At first, I thought this would be a good idea, but then I thought about the downside and potentials for abuse.  Many web-based lookup tools now routinely ask people to interpret the text within an image before it will perform a task.  For example, Whois (at geektools.com) requires you to type the text in an image into a box when you click submit to make sure you are not an automated tool doing automated lookups, presumably to find non-existent domains (which a spammer could then register).  Even email services like Hotmail or Gmail now require a user to type the word into the box because while a person can read the letters in the image (most of the time, sometimes even I can barely make it out) a machine cannot do it easily.  It thwarts machines and therefore prevents abuse that way.  Spammers cannot not automatically sign up for new email accounts, they'd have to do it manually and my bet is no spammer is going to sit there for hours signing up new email accounts.

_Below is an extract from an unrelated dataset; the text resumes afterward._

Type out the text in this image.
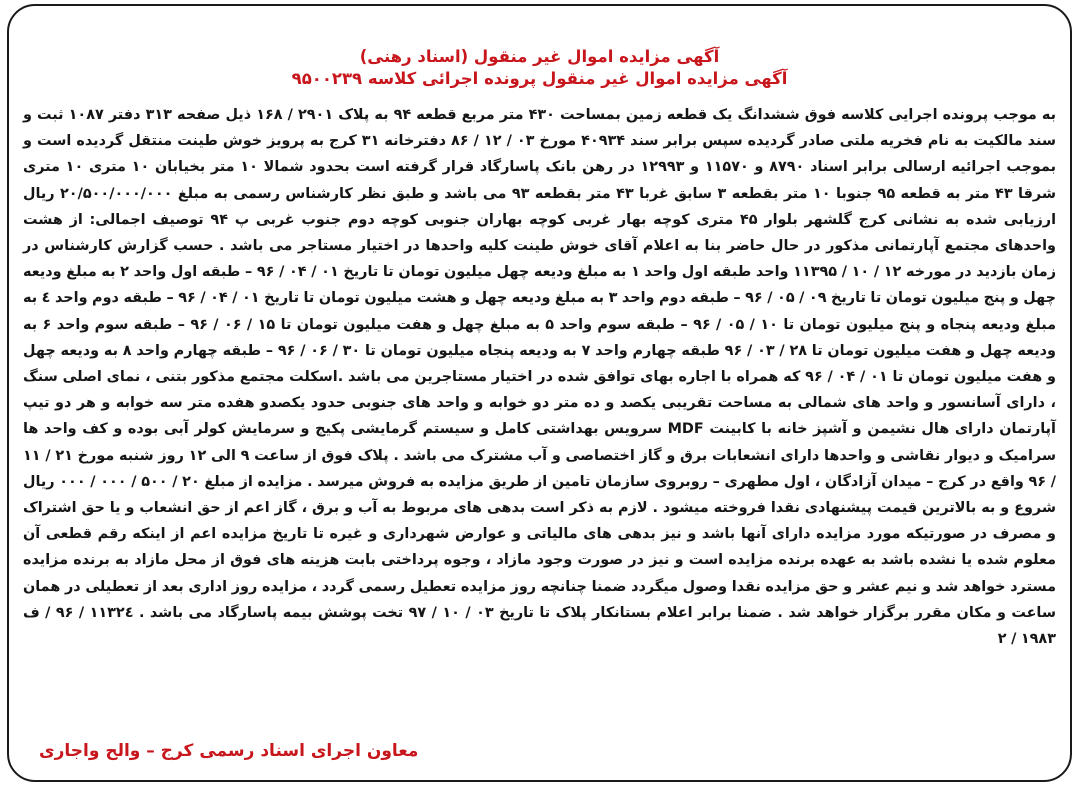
آگهی مزایده اموال غیر منقول (اسناد رهنی)
آگهی مزایده اموال غیر منقول پرونده اجرائی کلاسه ۹۵۰۰۲۳۹
به موجب پرونده اجرایی کلاسه فوق ششدانگ یک قطعه زمین بمساحت ۴۳۰ متر مربع قطعه ۹۴ به پلاک ۲۹۰۱ / ۱۶۸ ذیل صفحه ۳۱۳ دفتر ۱۰۸۷ ثبت و سند مالکیت به نام فخریه ملتی صادر گردیده سپس برابر سند ۴۰۹۳۴ مورخ ۰۳ / ۱۲ / ۸۶ دفترخانه ۳۱ کرج به پرویز خوش طینت منتقل گردیده است و بموجب اجرائیه ارسالی برابر اسناد ۸۷۹۰ و ۱۱۵۷۰ و ۱۲۹۹۳ در رهن بانک پاسارگاد قرار گرفته است بحدود شمالا ۱۰ متر بخیابان ۱۰ متری ۱۰ متری شرقا ۴۳ متر به قطعه ۹۵ جنوبا ۱۰ متر بقطعه ۳ سابق غربا ۴۳ متر بقطعه ۹۳ می باشد و طبق نظر کارشناس رسمی به مبلغ ۲۰/۵۰۰/۰۰۰/۰۰۰ ریال ارزیابی شده به نشانی کرج گلشهر بلوار ۴۵ متری کوچه بهار غربی کوچه بهاران جنوبی کوچه دوم جنوب غربی پ ۹۴ توصیف اجمالی: از هشت واحدهای مجتمع آپارتمانی مذکور در حال حاضر بنا به اعلام آقای خوش طینت کلیه واحدها در اختیار مستاجر می باشد . حسب گزارش کارشناس در زمان بازدید در مورخه ۱۲ / ۱۰ / ۱۱۳۹۵ واحد طبقه اول واحد ۱ به مبلغ ودیعه چهل میلیون تومان تا تاریخ ۰۱ / ۰۴ / ۹۶ – طبقه اول واحد ۲ به مبلغ ودیعه چهل و پنج میلیون تومان تا تاریخ ۰۹ / ۰۵ / ۹۶ – طبقه دوم واحد ۳ به مبلغ ودیعه چهل و هشت میلیون تومان تا تاریخ ۰۱ / ۰۴ / ۹۶ – طبقه دوم واحد ٤ به مبلغ ودیعه پنجاه و پنج میلیون تومان تا ۱۰ / ۰۵ / ۹۶ – طبقه سوم واحد ۵ به مبلغ چهل و هفت میلیون تومان تا ۱۵ / ۰۶ / ۹۶ – طبقه سوم واحد ۶ به ودیعه چهل و هفت میلیون تومان تا ۲۸ / ۰۳ / ۹۶ طبقه چهارم واحد ۷ به ودیعه پنجاه میلیون تومان تا ۳۰ / ۰۶ / ۹۶ – طبقه چهارم واحد ۸ به ودیعه چهل و هفت میلیون تومان تا ۰۱ / ۰۴ / ۹۶ که همراه با اجاره بهای توافق شده در اختیار مستاجرین می باشد .اسکلت مجتمع مذکور بتنی ، نمای اصلی سنگ ، دارای آسانسور و واحد های شمالی به مساحت تقریبی یکصد و ده متر دو خوابه و واحد های جنوبی حدود یکصدو هفده متر سه خوابه و هر دو تیپ آپارتمان دارای هال نشیمن و آشپز خانه با کابینت MDF سرویس بهداشتی کامل و سیستم گرمایشی پکیج و سرمایش کولر آبی بوده و کف واحد ها سرامیک و دیوار نقاشی و واحدها دارای انشعابات برق و گاز اختصاصی و آب مشترک می باشد . پلاک فوق از ساعت ۹ الی ۱۲ روز شنبه مورخ ۲۱ / ۱۱ / ۹۶ واقع در کرج – میدان آزادگان ، اول مطهری – روبروی سازمان تامین از طریق مزایده به فروش میرسد . مزایده از مبلغ ۲۰ / ۵۰۰ / ۰۰۰ / ۰۰۰ ریال شروع و به بالاترین قیمت پیشنهادی نقدا فروخته میشود . لازم به ذکر است بدهی های مربوط به آب و برق ، گاز اعم از حق انشعاب و یا حق اشتراک و مصرف در صورتیکه مورد مزایده دارای آنها باشد و نیز بدهی های مالیاتی و عوارض شهرداری و غیره تا تاریخ مزایده اعم از اینکه رقم قطعی آن معلوم شده یا نشده باشد به عهده برنده مزایده است و نیز در صورت وجود مازاد ، وجوه پرداختی بابت هزینه های فوق از محل مازاد به برنده مزایده مسترد خواهد شد و نیم عشر و حق مزایده نقدا وصول میگردد ضمنا چنانچه روز مزایده تعطیل رسمی گردد ، مزایده روز اداری بعد از تعطیلی در همان ساعت و مکان مقرر برگزار خواهد شد . ضمنا برابر اعلام بستانکار پلاک تا تاریخ ۰۳ / ۱۰ / ۹۷ تخت پوشش بیمه پاسارگاد می باشد . ۱۱۳۲٤ / ۹۶ / ف ۱۹۸۳ / ۲
معاون اجرای اسناد رسمی کرج – والح واجاری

Where this fits into spam filtering is that if a spam filter became capable of interpreting text within an image, how long would it be before that same technology fell into the wrong hands and evil spammers started using it to get around security safeguards like what I just mentioned above?  It's a little ironic that the very tools we use to defeat spammers they can turn around and use against us.  If we can interpret their images, then maybe they can interpret ours.  Of course, Gmail and Hotmail would respond by making images harder to read, but then human customers would complain that the images are difficult to decipher (this sometimes happens now).  But as long as the technology existed to interpret images, I am sure that it would eventually be abused, even as it got better.

It's a continuous game of leap-frog, and we're always trying to stay one leap ahead.